Después de preguntarle a tres personas dónde podía encontrar a Kesner, al fin lo localicé en la casa rodante de Josie. Ella no estaba allí. Él me hizo pasar, volvió al diván donde tenía su bebida y continuó la conversación con el hombre robusto de unos cincuenta años que estaba sentado muy derecho en una silla y no estaba bebiendo nada.
—Repítame su nombre —dijo Kesner.
—Forgan.
—Forgan, le presento a Travis McGee. Está aquí como asesor de Take Five Productions. Representa a uno de los propietarios, la famosa actriz Lysa Dean. Quiero preguntarle una cosa, Forgan. ¿Estarían interesados en hacer un documental sobre esta operación si fuéramos la última escoria de la tierra?
Forgan me dirigió una breve mirada, con sus ojos marrones tan quietos, aburridos y muertos como los ojos de vidrio de un oso embalsamado.
—Quiero hablar con una mujer llamada Jean Norman —dijo.
—Le dije, la están buscando. ¡La están buscando. Dios!
—¿Dónde está Mrs. Murphy-Wheeler?
—Forgan, ¿por qué me sigue preguntando las mismas estupideces? Ya le dije que hoy voló. Hicimos una de las escenas importantes. Van a volver todos los globos, uno a uno. Son ocho. —Vi a Kesner que de pronto se ponía tieso—. ¡McGee, tú volaste con ella! ¿Volvió?
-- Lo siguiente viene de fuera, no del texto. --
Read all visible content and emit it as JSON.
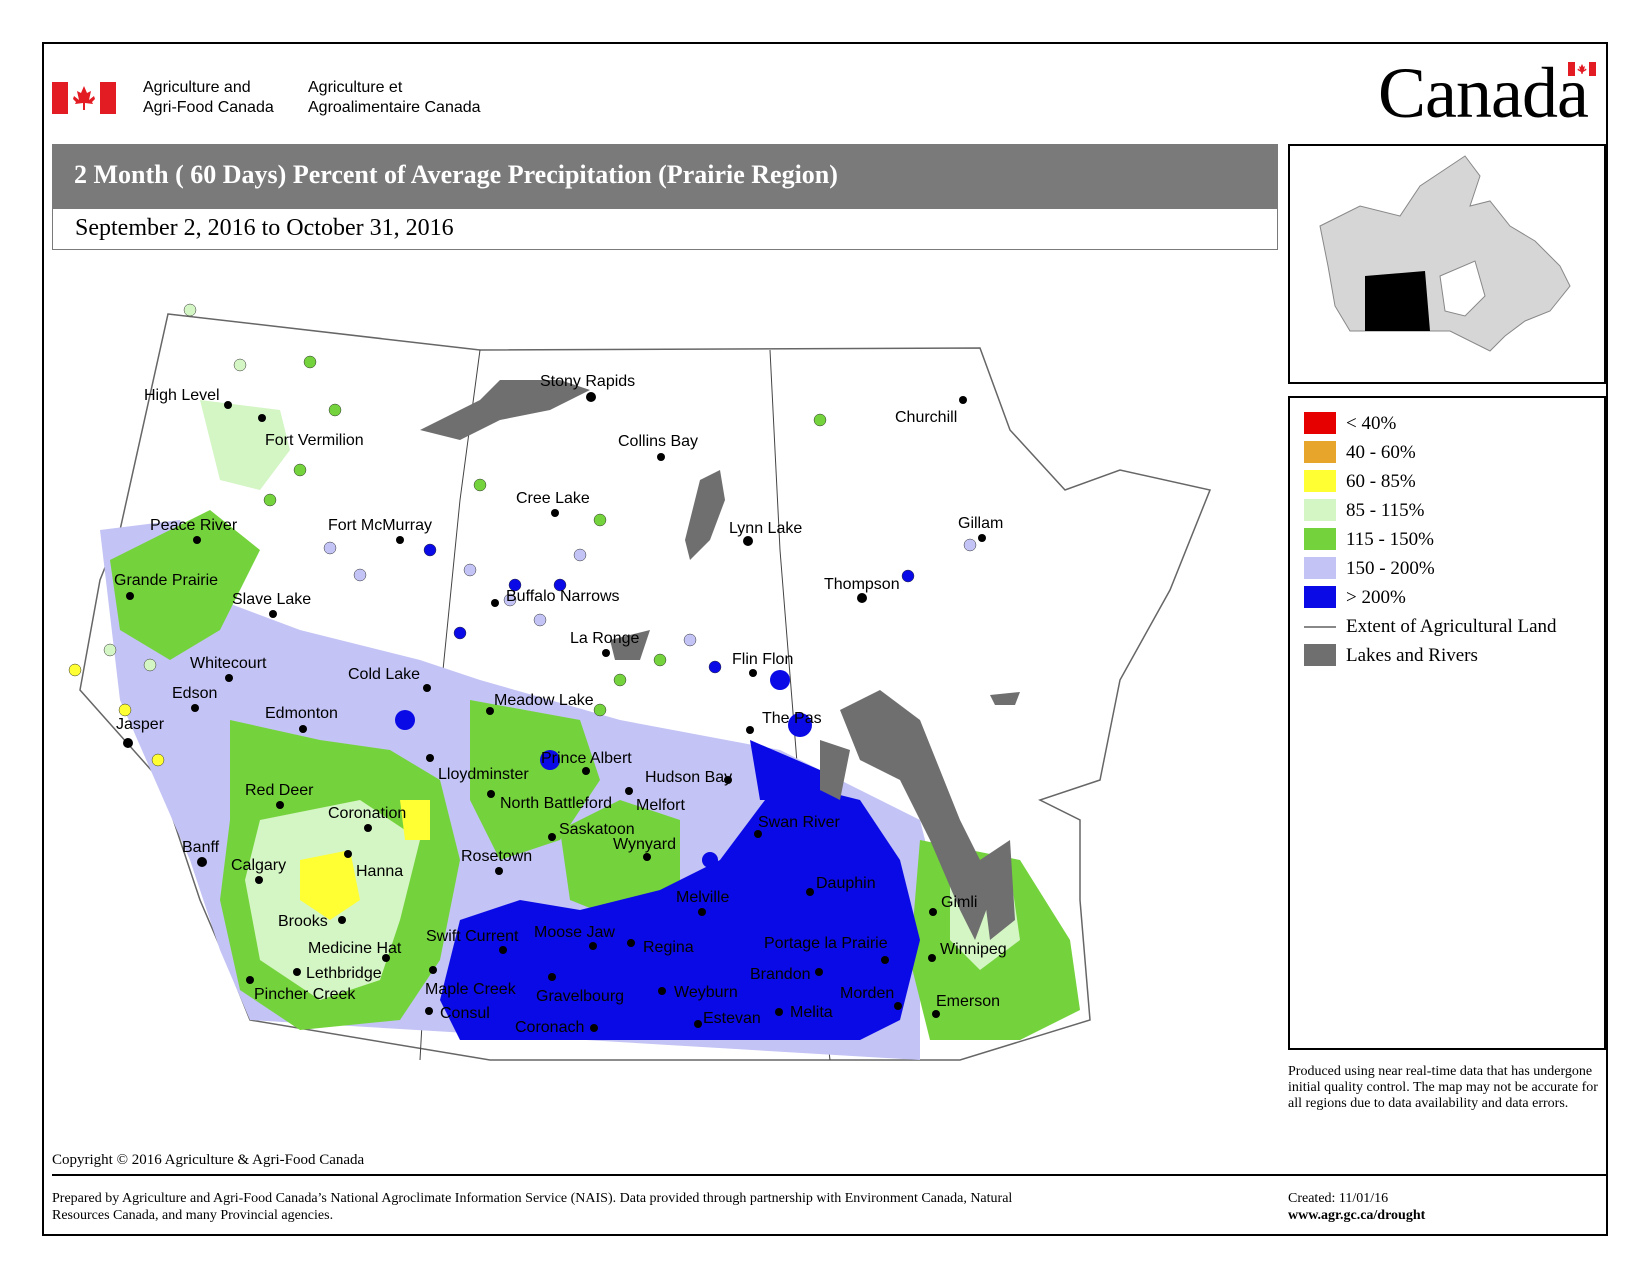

—Eso venía a decirte, Peter. Tenían todo preparado para irse después del vuelo, así no tenían que volver aquí. Tiene que volver al trabajo, dijo. En Ottumwa.
Se pegó en la palma de la mano con el puño.
—¡Carajo! Con ellos son tres globos que se fueron hoy. Esos hijos de puta me han dejado con cinco globos. Me quieren matar. Se les daba comida gratis, propano gratis y cien dólares por día por globo. ¿Qué quieren?
—¿Así que Mrs. Murphy-Wheeler no vuelve? —preguntó Forgan. Vislumbré complicaciones muy interesantes si llegaba a Joya y ella le hablaba de mí. Pero no podía evitarlo. Este hombre Forgan era oficial. Tenía todo el cálido encanto de un cobrador de impuestos. O de J. Edgar Hoover.
—Ya se lo dije, Forgan. Haga lo que guste: Usted y su compañero.
Investiguen todo. Pregunten cualquier cosa. Pero pronto, porque en este lugar estamos trabajando y tenemos que trabajar, y la demora cuesta dinero.
Traté de ver a Peter Kesner, con los ojos de Forgan. La cabeza calva y bronceada, el cuerpo largo y blanco, los pies grandes chatos y sucios, una cantidad de alhajas de oro colgando, vello del pecho, gris, saliendo de la camisa rosada Gucci, jeans super ajustados, desteñidos, desflecados, los medios lentes apoyados en la mitad de la nariz generosa, dedos gruesos manchados por el eterno cigarrillo. Sin duda, secundaría una moción de desconfianza.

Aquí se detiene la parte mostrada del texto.